Once skills roll up to competencies, anchors require skills at levels, and proofs bind evidence to behaviours, the whole thing stops being a list and becomes a network of relationships. That's why we call it a skills graph, not a skills database. And a graph is queryable in ways a list never is: who can already do what this role needs? Where is capability thin across a team? Who is one skill away from the next seat? Those questions are answerable only because the ontology encoded the relationships in the first place.

The practical test: before you invest in a skills taxonomy, ask what it will let you do beyond tagging. If the answer is "search and label," you've bought a vocabulary. If you need to measure, compare, decide and defend, you need the ontology underneath — the levels, the relationships, and the evidence rules that turn names into a model.

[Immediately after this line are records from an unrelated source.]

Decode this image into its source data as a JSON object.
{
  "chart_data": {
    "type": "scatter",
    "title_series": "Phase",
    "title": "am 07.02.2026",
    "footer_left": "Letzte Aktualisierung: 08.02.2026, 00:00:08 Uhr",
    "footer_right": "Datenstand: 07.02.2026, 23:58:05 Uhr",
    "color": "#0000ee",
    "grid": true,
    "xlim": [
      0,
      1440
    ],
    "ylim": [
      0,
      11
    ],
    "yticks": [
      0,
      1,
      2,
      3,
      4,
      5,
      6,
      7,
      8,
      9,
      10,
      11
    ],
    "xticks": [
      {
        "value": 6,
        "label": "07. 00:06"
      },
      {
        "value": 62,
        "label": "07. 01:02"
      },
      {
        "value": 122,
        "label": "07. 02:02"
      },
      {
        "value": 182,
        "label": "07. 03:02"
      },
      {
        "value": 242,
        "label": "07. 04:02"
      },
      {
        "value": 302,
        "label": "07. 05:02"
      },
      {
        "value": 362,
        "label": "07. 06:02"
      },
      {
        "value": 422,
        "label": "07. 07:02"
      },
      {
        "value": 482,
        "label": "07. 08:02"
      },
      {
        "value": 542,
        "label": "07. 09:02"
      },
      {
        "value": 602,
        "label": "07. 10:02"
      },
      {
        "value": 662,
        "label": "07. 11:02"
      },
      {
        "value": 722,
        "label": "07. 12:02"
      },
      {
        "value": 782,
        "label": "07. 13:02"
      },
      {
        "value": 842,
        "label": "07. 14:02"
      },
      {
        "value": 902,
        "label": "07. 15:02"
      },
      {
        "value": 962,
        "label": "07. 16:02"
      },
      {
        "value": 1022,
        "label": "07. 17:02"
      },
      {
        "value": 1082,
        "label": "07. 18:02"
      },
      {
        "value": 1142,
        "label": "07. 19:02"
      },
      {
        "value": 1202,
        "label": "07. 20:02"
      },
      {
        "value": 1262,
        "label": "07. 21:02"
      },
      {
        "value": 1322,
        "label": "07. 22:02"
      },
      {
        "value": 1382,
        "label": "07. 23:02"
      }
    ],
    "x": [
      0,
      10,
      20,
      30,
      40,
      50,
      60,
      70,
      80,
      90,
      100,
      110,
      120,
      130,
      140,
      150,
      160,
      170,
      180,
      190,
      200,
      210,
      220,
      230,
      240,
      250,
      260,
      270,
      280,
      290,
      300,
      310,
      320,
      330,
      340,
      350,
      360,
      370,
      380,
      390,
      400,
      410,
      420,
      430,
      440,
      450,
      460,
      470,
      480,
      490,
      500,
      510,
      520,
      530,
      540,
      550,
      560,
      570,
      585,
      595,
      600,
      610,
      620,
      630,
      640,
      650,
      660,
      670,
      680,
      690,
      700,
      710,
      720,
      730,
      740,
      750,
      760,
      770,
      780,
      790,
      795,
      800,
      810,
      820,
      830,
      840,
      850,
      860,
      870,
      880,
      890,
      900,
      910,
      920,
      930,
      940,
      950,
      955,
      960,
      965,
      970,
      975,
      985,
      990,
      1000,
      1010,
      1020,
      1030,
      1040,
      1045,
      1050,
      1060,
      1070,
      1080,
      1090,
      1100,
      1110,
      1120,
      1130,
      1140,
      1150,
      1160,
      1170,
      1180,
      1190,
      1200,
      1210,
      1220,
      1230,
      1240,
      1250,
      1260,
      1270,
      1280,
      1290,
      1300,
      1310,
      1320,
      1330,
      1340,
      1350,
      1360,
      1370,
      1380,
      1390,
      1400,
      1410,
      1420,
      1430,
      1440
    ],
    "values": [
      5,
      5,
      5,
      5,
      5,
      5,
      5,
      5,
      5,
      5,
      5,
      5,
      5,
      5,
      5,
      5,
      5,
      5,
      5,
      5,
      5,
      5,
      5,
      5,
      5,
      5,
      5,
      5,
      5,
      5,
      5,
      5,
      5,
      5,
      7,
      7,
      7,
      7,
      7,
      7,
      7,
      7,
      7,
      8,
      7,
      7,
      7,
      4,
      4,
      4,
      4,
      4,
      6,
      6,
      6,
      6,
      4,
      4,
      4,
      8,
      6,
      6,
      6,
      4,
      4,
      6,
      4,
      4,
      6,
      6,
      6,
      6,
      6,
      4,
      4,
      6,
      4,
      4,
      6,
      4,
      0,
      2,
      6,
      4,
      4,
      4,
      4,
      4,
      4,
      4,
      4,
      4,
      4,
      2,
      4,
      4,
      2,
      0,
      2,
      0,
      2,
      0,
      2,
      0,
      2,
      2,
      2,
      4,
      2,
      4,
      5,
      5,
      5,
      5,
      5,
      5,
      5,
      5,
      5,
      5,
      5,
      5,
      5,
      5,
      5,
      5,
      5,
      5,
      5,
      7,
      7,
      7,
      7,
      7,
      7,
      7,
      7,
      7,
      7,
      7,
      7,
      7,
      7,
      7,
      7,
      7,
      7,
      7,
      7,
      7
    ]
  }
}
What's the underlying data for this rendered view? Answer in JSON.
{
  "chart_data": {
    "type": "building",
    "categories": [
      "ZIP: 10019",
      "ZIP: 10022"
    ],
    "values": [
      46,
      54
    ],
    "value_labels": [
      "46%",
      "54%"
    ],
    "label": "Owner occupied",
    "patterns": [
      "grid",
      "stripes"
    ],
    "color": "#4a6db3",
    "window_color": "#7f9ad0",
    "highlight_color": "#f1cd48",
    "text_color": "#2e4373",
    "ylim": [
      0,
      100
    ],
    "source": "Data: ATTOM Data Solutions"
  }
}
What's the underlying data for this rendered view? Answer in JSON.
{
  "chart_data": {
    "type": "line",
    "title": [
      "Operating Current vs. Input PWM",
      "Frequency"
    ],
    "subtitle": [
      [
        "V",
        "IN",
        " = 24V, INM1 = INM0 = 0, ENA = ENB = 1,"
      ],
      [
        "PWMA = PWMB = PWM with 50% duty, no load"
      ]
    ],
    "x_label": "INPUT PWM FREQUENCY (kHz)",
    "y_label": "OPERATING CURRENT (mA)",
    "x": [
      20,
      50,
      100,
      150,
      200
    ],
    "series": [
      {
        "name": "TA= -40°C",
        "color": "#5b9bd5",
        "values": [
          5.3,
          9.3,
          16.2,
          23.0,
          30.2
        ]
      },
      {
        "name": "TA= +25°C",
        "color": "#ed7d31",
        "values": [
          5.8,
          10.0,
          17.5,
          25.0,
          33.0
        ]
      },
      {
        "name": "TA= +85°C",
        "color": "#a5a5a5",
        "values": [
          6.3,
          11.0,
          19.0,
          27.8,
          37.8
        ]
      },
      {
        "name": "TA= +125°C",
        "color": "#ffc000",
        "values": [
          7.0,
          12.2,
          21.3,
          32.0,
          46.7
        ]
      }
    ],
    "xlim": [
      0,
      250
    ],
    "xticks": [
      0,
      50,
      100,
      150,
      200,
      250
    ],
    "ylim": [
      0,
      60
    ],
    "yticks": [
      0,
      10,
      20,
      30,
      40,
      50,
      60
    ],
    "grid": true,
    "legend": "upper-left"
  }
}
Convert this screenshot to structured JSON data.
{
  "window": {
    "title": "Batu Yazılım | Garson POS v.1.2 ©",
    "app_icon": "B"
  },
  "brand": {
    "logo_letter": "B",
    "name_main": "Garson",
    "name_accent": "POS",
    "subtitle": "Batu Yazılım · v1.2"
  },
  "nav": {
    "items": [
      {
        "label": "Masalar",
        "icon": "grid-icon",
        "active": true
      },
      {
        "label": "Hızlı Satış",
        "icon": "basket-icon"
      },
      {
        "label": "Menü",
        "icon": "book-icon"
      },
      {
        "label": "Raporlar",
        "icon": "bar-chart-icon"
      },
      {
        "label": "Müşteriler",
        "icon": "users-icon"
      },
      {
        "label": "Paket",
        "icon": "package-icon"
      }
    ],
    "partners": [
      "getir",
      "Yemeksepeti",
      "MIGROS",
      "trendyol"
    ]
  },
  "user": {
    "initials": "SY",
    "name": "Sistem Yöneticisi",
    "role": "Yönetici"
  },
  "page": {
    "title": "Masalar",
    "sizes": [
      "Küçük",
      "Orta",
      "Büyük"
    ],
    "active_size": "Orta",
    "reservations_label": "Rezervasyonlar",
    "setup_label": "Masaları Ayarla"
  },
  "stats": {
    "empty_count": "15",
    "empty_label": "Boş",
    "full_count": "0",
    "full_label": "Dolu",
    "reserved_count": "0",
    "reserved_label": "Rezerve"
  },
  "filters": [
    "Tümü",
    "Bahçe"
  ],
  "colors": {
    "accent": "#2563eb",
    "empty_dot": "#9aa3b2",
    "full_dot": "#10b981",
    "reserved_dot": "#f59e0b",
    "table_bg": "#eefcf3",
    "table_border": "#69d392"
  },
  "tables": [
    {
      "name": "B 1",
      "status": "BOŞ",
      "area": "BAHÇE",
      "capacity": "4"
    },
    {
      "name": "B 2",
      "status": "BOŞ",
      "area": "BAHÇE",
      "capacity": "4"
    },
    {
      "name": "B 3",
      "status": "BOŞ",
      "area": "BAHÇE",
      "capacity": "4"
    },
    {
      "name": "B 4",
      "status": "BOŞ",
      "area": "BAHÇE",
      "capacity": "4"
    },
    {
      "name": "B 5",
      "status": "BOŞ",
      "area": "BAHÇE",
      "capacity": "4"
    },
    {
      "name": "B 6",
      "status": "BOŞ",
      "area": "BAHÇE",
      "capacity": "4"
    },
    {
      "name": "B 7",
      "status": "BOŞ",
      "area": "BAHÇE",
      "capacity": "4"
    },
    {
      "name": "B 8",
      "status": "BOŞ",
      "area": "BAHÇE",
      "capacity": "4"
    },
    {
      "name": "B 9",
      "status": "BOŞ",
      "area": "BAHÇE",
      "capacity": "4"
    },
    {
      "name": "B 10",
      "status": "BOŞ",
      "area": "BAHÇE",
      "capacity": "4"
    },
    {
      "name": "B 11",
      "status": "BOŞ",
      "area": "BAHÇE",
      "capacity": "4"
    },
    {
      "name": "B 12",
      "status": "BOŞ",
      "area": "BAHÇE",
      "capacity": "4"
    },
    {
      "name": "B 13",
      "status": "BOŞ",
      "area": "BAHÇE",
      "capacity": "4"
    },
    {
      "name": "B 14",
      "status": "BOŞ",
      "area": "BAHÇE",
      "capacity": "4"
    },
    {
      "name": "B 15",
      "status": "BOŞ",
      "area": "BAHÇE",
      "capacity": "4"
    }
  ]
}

Where measurement comes in

All of this exists to make one thing possible: measurement you can trust. A score only means something when it lands on a defined scale, rolls up through a known hierarchy, points back to real evidence, and answers a role's actual requirement. That is the entire job of the ontology — and it's the foundation the next generation of skills measurement, including reading skill from real work, is built on. Get the model right, and the measurement has somewhere to land. Skip it, and every score is a number without a denominator.

Key takeaways

  • A skills taxonomy is a controlled vocabulary — necessary, but a list of names is not a model of skill.
  • An ontology adds the semantics: a behaviour → skill → competency hierarchy, proficiency scales, role anchors, and evidence-bound skill proofs.
  • You can tag with a taxonomy; you can only measure, compare and defend with an ontology.
  • The same skill name means different things in different contexts — only an ontology can hold the per-context scale and rubric.
  • Because everything relates, the result is a queryable skills graph, not a spreadsheet — and it's the foundation measurement in the flow of work depends on.